Билл полез в карман за сигаретами, вытащил одну из пачки и закурил, стараясь не дымить в мою сторону.
— Мы поговорили с Люсиль по телефону. Собственно, говорил все больше я. Она слушает, я знай себе разоряюсь, и под конец она сообщает мне ценные сведения, почерпнутые ею из журнала для родителей. Оказывается, подросткам свойственно говорить неправду. Это просто фаза становления личности. Я пытаюсь ей объяснить, что это не просто неправда, что парень разыгрывает такое, что хоть "Оскара" давай! И знаешь, чем кончилось? Она мне ничего не ответила. Я стою с телефонной трубкой в руке, меня трясет, а она молчит. Тогда я просто взял и повесил трубку. Зря, конечно.
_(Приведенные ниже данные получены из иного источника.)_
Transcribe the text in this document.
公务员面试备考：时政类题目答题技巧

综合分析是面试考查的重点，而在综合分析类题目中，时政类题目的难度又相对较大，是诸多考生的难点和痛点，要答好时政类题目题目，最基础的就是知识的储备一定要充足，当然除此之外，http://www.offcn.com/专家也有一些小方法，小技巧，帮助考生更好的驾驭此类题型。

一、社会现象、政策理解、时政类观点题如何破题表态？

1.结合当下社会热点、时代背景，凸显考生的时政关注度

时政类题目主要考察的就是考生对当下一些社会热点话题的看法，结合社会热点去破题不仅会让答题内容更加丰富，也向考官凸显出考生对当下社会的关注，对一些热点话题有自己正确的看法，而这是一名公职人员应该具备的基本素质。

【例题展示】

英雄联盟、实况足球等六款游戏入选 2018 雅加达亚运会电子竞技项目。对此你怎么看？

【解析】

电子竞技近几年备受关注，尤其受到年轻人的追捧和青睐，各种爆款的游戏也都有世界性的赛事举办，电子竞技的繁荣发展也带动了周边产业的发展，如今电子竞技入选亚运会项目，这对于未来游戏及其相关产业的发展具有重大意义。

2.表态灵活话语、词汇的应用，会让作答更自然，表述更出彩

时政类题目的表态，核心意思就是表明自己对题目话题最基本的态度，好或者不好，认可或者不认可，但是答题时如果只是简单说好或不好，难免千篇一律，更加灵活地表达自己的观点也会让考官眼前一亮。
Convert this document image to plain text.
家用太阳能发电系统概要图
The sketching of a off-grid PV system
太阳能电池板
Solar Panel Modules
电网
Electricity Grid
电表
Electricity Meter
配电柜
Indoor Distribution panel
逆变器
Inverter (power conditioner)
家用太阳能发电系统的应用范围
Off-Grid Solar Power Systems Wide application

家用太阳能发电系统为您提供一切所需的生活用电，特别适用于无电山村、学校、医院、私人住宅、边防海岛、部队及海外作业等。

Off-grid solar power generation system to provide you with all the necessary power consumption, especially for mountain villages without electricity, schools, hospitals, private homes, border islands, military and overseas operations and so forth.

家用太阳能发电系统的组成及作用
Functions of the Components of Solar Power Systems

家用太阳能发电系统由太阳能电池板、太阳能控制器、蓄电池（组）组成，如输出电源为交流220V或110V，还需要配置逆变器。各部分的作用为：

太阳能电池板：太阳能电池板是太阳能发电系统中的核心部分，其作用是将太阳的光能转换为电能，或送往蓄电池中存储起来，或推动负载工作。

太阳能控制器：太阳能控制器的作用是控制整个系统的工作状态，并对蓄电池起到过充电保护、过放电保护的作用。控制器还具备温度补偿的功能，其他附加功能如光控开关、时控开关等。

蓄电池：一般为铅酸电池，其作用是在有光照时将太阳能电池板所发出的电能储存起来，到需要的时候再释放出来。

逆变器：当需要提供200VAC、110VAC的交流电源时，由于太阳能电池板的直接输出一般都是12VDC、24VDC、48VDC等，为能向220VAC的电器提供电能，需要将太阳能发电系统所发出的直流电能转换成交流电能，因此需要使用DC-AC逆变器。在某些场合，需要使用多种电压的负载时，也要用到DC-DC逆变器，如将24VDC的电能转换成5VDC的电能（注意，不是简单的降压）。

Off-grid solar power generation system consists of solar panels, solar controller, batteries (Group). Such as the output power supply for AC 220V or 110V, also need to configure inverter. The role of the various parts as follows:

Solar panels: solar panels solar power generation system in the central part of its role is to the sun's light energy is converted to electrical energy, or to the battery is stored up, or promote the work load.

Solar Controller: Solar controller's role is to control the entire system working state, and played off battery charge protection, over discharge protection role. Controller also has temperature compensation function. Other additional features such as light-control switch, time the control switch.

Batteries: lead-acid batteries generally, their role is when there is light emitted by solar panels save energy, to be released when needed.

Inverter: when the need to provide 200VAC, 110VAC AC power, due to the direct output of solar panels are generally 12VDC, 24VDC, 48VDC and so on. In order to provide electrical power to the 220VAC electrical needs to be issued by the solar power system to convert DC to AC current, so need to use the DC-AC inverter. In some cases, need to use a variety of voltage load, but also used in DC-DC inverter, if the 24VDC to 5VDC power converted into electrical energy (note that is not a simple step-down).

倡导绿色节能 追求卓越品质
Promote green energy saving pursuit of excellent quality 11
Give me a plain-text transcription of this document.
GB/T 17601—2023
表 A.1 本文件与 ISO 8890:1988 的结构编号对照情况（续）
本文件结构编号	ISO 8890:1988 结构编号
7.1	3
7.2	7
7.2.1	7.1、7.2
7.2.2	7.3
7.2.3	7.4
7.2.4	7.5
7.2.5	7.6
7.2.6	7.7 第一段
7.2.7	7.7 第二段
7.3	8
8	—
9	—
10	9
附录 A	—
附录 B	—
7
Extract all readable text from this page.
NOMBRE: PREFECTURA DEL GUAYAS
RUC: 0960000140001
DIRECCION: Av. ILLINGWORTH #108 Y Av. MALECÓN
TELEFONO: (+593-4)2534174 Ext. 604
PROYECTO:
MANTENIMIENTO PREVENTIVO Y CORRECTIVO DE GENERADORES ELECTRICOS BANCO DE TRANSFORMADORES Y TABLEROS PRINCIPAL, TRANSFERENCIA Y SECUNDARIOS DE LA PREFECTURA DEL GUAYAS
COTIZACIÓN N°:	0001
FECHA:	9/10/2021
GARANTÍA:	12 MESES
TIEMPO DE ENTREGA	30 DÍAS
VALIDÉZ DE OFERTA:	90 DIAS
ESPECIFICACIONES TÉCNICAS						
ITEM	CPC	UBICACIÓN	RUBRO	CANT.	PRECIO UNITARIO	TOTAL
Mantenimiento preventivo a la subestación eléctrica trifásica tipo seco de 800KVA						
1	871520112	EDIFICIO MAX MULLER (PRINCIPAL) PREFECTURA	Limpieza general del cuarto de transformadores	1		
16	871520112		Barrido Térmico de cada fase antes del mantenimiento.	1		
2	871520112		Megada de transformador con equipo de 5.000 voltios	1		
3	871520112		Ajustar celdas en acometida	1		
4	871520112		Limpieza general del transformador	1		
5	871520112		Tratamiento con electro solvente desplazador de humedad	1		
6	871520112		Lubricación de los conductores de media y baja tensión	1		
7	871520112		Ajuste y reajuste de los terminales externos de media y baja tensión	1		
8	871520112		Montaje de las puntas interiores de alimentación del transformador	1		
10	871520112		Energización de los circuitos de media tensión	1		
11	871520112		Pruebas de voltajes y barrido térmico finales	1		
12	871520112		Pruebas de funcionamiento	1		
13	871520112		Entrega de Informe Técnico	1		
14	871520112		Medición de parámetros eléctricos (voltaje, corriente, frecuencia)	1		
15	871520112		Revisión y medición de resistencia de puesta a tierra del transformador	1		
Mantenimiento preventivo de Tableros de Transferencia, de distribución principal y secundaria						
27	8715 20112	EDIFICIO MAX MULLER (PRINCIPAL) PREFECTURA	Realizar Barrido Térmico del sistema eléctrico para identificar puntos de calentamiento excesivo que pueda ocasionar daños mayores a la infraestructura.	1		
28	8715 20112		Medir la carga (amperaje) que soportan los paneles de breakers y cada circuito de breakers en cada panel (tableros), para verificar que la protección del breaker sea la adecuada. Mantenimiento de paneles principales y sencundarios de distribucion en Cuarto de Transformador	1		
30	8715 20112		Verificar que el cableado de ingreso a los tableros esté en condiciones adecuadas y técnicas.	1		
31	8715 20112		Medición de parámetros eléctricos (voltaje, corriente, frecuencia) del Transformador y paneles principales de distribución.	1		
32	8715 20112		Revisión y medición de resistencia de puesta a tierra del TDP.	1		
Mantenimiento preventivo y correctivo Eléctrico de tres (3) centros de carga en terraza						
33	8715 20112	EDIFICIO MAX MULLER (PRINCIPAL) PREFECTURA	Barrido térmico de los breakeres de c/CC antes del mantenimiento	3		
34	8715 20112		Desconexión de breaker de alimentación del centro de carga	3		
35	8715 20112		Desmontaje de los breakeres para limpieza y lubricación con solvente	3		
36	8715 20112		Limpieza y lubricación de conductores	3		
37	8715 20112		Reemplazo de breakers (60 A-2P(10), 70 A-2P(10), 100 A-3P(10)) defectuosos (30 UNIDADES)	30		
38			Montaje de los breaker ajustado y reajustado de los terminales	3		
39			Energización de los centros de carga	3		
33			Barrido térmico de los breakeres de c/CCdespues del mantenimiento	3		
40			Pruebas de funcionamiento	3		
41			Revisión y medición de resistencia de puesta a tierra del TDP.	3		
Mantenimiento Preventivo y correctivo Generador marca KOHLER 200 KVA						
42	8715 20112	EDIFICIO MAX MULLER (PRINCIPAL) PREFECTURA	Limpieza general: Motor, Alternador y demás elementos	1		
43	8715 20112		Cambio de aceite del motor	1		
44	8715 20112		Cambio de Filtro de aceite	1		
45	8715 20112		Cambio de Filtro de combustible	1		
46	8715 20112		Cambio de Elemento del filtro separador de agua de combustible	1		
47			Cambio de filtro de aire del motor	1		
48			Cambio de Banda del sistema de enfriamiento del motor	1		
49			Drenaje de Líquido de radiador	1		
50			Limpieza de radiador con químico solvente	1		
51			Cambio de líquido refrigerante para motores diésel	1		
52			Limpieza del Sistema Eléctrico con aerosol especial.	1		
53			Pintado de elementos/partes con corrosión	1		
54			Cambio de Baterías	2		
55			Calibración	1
Но ясно одно: Люсиль просто не понимает всей серьезности происходящего.
— Марку необходима помощь, — снова сказал я. — Нужно обратиться к психиатру.
Билл стиснул челюсти и тяжело кивнул.
— Мы уже ищем. Не знаю только кого. Врача, психотерапевта… Не в первый раз. Он ведь уже однажды проходил курс.
— Да? Я не знал.
— Проходил. Сперва в Техасе, его наблюдал один доктор по фамилии, кажется, Муссель, потом был кто-то в Нью — Йорке, почти целый год. Весь этот наш развод… Мы хотели, чтобы ему было полегче…
Билл сидел в моем кресле у окна. Я все это время не отпускал его руки, чтобы он знал, что я тут, рядом. На мгновение он спрятал лицо в ладони. Плечи его вздрагивали. Я смотрел на струйку дыма от сигареты, бессильно повисшей у него между пальцами, и вспоминал встревоженное лицо Марка, который рассказывал мне о том, как Хесус упал с лестницы.